Note that usually functions execute with the permissions of the invoker, but you can create “setuid” functions that execute with the permissions of the definer. These can be very useful, but they have similar dangers to Unix setuid programs, so you have to be careful with them.

Schema Permissions

Schemas have just CREATE and USAGE permissions. CREATE lets you add more stuff to the schema (tables, functions, sequences, etc.). USAGE is a prerequisite to using objects within the schema. For instance to SELECT from a table, you must first have USAGE permission on its schema. (You must also have SELECT permission on the table.) Note that even without USAGE, you can still list the schema contents, and even query for its tables’ definitions etc.
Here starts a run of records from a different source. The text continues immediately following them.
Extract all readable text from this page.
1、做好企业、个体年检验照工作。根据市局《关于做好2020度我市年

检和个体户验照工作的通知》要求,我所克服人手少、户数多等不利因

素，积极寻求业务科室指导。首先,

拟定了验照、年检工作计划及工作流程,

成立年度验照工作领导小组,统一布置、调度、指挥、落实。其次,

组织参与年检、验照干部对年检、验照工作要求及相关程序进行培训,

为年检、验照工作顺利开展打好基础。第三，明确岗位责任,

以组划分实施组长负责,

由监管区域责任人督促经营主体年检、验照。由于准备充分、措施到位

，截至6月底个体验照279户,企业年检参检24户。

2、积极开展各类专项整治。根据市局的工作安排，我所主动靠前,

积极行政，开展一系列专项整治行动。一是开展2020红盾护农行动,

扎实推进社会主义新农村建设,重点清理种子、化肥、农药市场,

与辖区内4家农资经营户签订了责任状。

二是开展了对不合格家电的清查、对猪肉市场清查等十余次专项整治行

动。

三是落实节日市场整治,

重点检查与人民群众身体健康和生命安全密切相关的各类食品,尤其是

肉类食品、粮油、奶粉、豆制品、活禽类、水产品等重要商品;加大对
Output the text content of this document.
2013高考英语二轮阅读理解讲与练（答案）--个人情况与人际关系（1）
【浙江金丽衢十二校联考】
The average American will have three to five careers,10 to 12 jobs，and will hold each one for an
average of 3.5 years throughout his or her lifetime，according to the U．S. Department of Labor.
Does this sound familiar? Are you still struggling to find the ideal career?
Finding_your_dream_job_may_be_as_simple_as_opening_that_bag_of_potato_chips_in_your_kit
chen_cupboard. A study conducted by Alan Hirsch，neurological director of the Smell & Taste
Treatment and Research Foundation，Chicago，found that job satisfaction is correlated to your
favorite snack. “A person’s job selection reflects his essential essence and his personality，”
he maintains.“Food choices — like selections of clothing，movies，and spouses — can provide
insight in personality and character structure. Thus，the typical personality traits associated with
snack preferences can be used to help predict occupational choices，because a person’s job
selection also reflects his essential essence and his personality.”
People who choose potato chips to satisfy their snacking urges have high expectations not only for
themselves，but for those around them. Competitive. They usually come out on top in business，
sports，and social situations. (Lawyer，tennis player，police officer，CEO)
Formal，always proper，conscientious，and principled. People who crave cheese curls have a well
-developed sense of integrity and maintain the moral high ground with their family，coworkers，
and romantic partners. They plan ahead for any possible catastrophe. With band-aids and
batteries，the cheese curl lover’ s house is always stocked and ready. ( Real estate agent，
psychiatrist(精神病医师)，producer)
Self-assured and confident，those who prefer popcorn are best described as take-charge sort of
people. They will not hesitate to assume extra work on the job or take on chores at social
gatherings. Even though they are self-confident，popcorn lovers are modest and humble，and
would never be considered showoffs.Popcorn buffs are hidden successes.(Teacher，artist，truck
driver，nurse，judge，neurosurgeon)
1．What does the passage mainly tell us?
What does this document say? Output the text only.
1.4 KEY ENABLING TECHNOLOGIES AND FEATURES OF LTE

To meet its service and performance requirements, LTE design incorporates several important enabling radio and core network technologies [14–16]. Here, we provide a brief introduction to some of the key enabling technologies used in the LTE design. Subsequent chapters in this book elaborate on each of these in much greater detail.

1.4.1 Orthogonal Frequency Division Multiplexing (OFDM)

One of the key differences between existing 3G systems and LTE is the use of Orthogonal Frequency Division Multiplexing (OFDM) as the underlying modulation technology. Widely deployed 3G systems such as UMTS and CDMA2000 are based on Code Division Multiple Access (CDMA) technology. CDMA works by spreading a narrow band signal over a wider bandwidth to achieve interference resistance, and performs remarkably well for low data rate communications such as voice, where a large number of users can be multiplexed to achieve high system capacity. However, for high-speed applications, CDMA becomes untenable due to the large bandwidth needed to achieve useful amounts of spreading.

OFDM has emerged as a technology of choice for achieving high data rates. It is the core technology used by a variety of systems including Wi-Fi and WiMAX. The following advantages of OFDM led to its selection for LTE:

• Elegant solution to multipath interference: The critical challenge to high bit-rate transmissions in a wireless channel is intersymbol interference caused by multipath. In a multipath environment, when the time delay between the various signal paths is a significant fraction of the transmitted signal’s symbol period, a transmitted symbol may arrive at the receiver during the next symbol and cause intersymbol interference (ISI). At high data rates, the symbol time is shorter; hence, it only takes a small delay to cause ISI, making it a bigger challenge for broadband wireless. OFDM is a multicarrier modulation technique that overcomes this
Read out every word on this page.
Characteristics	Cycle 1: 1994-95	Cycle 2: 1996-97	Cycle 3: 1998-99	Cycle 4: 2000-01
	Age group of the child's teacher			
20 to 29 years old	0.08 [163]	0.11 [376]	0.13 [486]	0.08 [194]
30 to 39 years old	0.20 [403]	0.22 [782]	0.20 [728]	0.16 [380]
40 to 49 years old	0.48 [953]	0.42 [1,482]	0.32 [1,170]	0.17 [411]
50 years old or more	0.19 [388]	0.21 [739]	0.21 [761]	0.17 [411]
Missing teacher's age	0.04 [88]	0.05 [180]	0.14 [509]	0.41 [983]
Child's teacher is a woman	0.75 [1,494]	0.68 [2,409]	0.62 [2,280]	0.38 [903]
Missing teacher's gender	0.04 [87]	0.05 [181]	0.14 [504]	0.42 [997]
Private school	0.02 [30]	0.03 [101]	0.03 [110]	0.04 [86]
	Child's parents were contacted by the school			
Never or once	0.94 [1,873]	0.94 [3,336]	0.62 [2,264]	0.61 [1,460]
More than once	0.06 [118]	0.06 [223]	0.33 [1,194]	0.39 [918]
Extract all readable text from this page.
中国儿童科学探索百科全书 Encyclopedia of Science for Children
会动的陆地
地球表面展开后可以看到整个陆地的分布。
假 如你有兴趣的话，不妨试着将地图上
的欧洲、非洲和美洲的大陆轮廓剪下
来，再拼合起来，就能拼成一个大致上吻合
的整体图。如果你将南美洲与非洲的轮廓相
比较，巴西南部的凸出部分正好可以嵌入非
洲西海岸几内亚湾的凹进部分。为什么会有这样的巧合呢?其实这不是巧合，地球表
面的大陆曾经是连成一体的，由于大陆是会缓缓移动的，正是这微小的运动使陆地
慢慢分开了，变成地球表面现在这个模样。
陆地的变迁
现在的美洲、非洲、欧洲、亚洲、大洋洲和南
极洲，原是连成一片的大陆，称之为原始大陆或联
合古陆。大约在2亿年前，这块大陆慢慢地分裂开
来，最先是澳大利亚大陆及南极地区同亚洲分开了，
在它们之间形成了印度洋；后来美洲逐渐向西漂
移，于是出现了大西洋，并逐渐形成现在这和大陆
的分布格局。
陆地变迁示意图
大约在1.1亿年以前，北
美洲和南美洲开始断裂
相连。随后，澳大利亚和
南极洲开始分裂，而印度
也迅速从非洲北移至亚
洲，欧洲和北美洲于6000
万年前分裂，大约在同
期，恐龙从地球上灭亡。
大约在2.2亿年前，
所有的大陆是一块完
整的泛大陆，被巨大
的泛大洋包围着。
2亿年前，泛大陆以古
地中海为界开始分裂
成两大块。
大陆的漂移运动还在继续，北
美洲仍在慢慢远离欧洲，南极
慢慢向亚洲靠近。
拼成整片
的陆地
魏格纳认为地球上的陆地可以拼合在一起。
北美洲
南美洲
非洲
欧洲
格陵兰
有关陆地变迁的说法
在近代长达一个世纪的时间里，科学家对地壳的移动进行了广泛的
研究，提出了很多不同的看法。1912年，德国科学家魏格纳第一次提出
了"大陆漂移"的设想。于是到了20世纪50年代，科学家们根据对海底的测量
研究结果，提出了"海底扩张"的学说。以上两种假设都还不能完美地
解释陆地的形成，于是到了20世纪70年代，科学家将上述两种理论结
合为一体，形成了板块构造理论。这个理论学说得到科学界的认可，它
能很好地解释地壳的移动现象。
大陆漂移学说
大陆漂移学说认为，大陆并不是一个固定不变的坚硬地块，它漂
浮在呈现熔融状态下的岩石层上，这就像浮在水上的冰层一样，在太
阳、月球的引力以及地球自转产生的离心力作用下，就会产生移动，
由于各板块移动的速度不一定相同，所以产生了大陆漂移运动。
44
To be honest I find the schema USAGE permission kind of confusing and superfluous, and I don’t think I’m the only one. I can’t think of any security system you can build with this permission you can’t build with permissions on individual tables, functions, etc., and because you can say GRANT ... ON ALL whatevers IN SCHEMA foo, it is not even necessary as an abbreviation. I guess if you really want to lock people out, you might as well use it as an extra layer though.

Conclusion

There are permissions for more specialized database objects too, like types and foreign data wrappers. But if you have made it this far, you should have no problem understanding the documentation for those. You might also want to read about RLS to get really fine-grained access control. Here I’ve only tried to cover the basics, and give you an accurate mental model of how Postgres decides who can do what. If you have any questions, comments, or corrections, I’m happy to listen!